While at least one exemplary embodiment has been presented in the foregoing detailed description, it should be appreciated that a vast number of variations exist. It should also be appreciated that the exemplary embodiment or exemplary embodiments are only examples, and are not intended to limit the scope, applicability, or configuration of the present disclosure in any way. Rather, the foregoing detailed description will provide those skilled in the art with a convenient road map for implementing an exemplary embodiment, it being understood that various changes may be made in the function and arrangement of elements described in an exemplary embodiment without departing from the scope of the present disclosure as set forth in the appended claims and their legal equivalents.

Claims

1-15. (canceled)

16. An areal component arrangement for a vehicle body comprising an areal component having:

a sandwich structure including a metallic top layer, a metallic bottom layer and a non-metallic core layer interposed between the metallic top and bottom layer, wherein the sandwich structure has an initial thickness;

at least one areal component section surrounded by an outer edge of the areal component and arranged spaced therefrom, wherein the areal component section has a reduced thickness with respect to the initial thickness of the sandwich structure; and

a welding partner which is welded to the areal component in the at least one areal component section.
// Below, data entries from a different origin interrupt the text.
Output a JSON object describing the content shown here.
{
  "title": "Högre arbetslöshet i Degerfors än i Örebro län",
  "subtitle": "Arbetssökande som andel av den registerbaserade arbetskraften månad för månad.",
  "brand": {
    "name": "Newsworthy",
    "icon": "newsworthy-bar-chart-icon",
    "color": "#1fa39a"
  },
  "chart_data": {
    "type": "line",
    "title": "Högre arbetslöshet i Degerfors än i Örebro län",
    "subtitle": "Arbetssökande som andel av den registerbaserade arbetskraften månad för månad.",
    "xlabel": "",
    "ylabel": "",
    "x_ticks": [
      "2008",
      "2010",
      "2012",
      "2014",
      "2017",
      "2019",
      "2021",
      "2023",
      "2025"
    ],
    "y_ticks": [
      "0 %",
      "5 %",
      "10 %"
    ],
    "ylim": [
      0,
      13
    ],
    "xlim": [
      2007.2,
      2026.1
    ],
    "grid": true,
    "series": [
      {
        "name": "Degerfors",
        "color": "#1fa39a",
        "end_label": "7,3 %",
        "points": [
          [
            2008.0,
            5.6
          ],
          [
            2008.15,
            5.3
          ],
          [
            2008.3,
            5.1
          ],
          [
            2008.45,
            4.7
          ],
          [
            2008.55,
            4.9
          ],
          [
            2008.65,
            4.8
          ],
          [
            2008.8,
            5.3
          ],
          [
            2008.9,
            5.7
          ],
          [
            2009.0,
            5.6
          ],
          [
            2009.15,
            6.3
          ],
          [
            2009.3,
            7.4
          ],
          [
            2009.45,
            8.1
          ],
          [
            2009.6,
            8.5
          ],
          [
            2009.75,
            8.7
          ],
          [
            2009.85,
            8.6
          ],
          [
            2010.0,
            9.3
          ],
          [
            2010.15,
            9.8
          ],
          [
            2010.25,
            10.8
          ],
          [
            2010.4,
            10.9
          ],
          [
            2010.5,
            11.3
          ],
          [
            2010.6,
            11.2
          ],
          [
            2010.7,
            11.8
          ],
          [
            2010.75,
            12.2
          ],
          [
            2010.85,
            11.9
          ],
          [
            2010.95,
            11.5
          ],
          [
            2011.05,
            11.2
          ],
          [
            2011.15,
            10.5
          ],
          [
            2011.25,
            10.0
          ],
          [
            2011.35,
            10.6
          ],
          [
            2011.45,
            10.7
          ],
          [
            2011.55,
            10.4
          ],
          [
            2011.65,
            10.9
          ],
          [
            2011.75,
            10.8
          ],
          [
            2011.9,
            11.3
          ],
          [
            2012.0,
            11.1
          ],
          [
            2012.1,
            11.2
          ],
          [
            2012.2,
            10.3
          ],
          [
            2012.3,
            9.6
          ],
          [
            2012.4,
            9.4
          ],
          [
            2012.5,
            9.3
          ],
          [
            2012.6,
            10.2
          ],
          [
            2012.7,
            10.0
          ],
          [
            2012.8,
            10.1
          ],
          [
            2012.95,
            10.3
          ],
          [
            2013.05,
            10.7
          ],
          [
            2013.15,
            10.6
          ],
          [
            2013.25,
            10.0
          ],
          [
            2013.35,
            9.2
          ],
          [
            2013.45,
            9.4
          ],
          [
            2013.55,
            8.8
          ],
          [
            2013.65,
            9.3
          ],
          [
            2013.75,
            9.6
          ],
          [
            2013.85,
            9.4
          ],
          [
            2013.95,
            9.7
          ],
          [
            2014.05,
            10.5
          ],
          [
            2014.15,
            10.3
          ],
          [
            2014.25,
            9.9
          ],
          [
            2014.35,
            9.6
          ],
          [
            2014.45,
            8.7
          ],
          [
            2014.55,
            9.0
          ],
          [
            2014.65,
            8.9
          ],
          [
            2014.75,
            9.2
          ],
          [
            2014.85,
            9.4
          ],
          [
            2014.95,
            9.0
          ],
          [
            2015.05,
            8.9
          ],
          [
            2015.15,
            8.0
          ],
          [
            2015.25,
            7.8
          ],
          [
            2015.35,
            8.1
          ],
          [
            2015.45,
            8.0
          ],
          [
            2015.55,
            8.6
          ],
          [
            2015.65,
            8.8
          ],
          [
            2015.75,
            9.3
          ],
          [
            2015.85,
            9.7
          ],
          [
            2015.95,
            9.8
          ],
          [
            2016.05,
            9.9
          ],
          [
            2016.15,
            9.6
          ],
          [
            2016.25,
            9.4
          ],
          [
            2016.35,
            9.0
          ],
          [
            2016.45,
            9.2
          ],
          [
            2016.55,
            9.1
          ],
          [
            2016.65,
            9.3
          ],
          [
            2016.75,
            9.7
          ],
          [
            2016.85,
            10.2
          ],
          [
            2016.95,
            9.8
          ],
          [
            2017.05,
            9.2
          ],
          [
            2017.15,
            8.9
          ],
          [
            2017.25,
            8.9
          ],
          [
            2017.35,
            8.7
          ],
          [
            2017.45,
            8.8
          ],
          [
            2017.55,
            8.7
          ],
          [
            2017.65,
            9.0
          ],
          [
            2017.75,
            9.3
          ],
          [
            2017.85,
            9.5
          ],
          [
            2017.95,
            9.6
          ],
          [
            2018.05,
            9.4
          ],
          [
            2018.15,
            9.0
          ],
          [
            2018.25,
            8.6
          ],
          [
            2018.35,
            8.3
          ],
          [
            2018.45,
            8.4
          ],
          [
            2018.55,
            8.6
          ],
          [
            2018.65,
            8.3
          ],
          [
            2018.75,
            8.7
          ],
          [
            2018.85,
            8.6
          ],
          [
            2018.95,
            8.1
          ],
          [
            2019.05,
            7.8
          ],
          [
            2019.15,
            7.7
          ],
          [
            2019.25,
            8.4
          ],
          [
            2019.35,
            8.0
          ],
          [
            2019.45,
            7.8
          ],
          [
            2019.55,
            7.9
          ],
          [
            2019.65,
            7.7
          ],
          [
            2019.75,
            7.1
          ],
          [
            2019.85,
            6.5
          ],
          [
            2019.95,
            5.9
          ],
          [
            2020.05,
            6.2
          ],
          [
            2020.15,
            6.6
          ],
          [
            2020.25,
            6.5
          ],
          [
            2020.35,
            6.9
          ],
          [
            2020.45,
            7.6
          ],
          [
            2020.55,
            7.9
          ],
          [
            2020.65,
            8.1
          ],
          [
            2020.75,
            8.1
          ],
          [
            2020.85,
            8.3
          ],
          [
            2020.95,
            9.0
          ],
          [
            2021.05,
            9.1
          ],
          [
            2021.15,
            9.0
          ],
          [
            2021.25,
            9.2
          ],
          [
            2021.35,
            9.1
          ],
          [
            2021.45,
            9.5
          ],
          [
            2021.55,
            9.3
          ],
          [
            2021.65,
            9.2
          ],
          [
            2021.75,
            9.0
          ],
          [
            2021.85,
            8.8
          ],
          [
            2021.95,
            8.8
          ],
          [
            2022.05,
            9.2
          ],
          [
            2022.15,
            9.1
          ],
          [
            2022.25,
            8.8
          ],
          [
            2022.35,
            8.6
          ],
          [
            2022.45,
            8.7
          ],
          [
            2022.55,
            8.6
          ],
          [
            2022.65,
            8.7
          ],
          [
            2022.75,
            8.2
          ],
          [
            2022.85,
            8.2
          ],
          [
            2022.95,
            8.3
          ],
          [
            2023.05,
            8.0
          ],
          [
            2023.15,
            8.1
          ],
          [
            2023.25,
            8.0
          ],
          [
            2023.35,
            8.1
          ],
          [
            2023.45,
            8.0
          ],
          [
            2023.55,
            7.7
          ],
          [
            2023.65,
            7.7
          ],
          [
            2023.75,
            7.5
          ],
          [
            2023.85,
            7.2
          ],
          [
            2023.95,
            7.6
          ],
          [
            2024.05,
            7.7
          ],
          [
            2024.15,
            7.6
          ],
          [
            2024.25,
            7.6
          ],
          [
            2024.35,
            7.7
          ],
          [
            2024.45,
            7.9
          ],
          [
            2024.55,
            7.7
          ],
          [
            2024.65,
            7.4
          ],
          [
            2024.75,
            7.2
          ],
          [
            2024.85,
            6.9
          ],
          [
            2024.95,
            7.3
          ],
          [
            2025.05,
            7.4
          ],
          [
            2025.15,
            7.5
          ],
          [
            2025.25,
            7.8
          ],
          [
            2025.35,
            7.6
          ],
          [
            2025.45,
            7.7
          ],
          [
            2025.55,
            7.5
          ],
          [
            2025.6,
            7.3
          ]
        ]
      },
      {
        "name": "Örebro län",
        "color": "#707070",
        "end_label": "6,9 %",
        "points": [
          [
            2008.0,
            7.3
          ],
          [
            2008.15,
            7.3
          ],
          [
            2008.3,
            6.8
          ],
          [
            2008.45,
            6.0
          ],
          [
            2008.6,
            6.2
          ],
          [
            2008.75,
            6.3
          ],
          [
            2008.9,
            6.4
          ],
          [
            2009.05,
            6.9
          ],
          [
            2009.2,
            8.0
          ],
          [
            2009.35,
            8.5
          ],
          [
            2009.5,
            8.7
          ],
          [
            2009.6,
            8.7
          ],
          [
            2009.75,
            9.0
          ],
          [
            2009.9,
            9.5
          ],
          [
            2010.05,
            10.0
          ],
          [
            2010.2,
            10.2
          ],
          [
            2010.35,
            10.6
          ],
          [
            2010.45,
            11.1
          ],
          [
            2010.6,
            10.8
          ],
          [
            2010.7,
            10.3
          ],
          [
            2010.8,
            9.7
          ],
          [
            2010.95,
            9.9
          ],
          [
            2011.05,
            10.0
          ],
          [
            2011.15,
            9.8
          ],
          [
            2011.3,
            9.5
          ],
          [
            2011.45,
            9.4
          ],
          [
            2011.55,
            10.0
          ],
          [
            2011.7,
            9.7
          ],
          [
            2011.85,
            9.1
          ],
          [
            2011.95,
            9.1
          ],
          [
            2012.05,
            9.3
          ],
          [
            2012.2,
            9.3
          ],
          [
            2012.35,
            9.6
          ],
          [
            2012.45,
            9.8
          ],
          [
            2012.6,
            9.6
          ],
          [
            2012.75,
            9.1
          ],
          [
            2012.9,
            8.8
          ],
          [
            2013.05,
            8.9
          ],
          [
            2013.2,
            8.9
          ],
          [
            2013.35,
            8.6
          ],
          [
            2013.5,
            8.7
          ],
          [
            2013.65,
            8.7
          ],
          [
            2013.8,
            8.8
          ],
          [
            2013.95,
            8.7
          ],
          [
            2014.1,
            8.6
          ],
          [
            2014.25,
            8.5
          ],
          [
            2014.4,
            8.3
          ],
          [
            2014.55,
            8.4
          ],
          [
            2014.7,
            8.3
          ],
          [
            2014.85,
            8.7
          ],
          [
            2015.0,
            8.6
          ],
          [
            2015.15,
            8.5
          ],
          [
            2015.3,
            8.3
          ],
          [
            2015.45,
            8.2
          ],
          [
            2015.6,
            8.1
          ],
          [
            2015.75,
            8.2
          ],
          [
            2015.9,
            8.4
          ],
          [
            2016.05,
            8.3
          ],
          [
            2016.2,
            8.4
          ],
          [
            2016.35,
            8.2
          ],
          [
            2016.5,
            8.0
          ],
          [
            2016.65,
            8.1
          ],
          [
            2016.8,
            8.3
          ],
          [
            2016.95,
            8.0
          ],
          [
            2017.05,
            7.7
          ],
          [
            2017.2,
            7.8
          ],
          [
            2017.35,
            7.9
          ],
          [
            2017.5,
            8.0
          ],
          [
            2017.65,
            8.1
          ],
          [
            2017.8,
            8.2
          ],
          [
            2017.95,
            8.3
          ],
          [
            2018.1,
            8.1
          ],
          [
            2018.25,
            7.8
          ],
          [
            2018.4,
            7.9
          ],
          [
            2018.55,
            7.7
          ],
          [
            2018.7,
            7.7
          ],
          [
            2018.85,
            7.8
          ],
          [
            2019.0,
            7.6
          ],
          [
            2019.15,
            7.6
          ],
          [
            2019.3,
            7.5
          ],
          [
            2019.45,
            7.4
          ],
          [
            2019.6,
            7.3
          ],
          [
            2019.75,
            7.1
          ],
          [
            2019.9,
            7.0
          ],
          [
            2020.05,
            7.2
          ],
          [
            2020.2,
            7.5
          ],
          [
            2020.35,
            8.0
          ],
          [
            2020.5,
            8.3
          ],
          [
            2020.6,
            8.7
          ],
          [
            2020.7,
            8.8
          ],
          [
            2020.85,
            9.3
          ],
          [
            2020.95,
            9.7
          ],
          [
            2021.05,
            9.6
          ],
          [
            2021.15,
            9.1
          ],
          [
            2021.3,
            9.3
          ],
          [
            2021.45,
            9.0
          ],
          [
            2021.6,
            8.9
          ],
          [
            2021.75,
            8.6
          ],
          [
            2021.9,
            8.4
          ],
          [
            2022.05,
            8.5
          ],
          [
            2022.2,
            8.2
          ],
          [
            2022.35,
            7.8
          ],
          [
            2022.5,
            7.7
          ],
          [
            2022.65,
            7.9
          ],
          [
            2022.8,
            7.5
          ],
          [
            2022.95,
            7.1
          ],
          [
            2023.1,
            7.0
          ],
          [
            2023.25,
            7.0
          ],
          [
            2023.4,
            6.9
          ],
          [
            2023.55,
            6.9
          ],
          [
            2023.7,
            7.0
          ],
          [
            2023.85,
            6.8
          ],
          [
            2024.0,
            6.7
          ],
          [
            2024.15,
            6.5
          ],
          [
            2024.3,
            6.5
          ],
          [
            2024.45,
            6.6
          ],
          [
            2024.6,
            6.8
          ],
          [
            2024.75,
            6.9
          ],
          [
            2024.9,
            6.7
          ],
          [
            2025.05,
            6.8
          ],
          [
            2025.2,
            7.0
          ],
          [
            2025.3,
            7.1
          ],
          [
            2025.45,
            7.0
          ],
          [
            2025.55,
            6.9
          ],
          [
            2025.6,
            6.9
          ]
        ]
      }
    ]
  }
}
17. The areal component arrangement according to claim 16, wherein the metallic top layer and the bottom layer contact one another in the at least one areal component section.

18. The areal component arrangement according to claim 16, further comprising a resistance spot weld formed between the welding partner and the areal component in the at least one areal component section.

19. The areal component arrangement according to claim 16, wherein the sandwich structure further comprises a metallic sheet top layer, a metallic sheet bottom layer and a plastic core layer.

20. The areal component arrangement according to claim 16, wherein the areal component is formed as a lightweight sheet.

21. The areal component arrangement according to claim 5, wherein the welding partner comprises a second sandwich structure including a second metallic top layer, a second metallic bottom layer and a second non-metallic core layer, and a second areal component section surrounded by an outer edge of the welding partner and arranged spaced therefrom, wherein the welding partner and the areal component being welded together at the areal component section and the second areal component section.

22. The areal component arrangement according to claim 16, wherein the initial thickness is in the range of 0.9 millimeters and 1.5 millimeters.

23. The areal component arrangement according to claim 22, wherein the reduced thickness is in the range of 0.3 millimeters and 0.9 millimeters.

24. The areal component arrangement according to claim 16, wherein the metallic top layer and the metallic bottom layer each have a layer thickness in the range of 0.1 millimeters and 0.50 millimeters.

25. A vehicle body with the areal component arrangement according to claim 16.

26. A method for welding a areal component of a areal component arrangement to a welding partner according to claim 16, and further comprising forming the areal component in a forming process such that the initial thickness of the areal component in the at least one areal component section is reduced to the reduced thickness.

27. The method according to claim 26, further comprising forming the areal component in a deep-drawing process.

28. The method according to claim 26, further comprising heating the non-metallic core layer in the at least one areal component during the forming process.

29. The method according to claim 26, further comprising displacing the non-metallic core layer during the forming process out of the at least one areal component section.

30. The method according to claim 26, further comprising resistance spot welding the areal component in the at least one areal component section to the welding partner.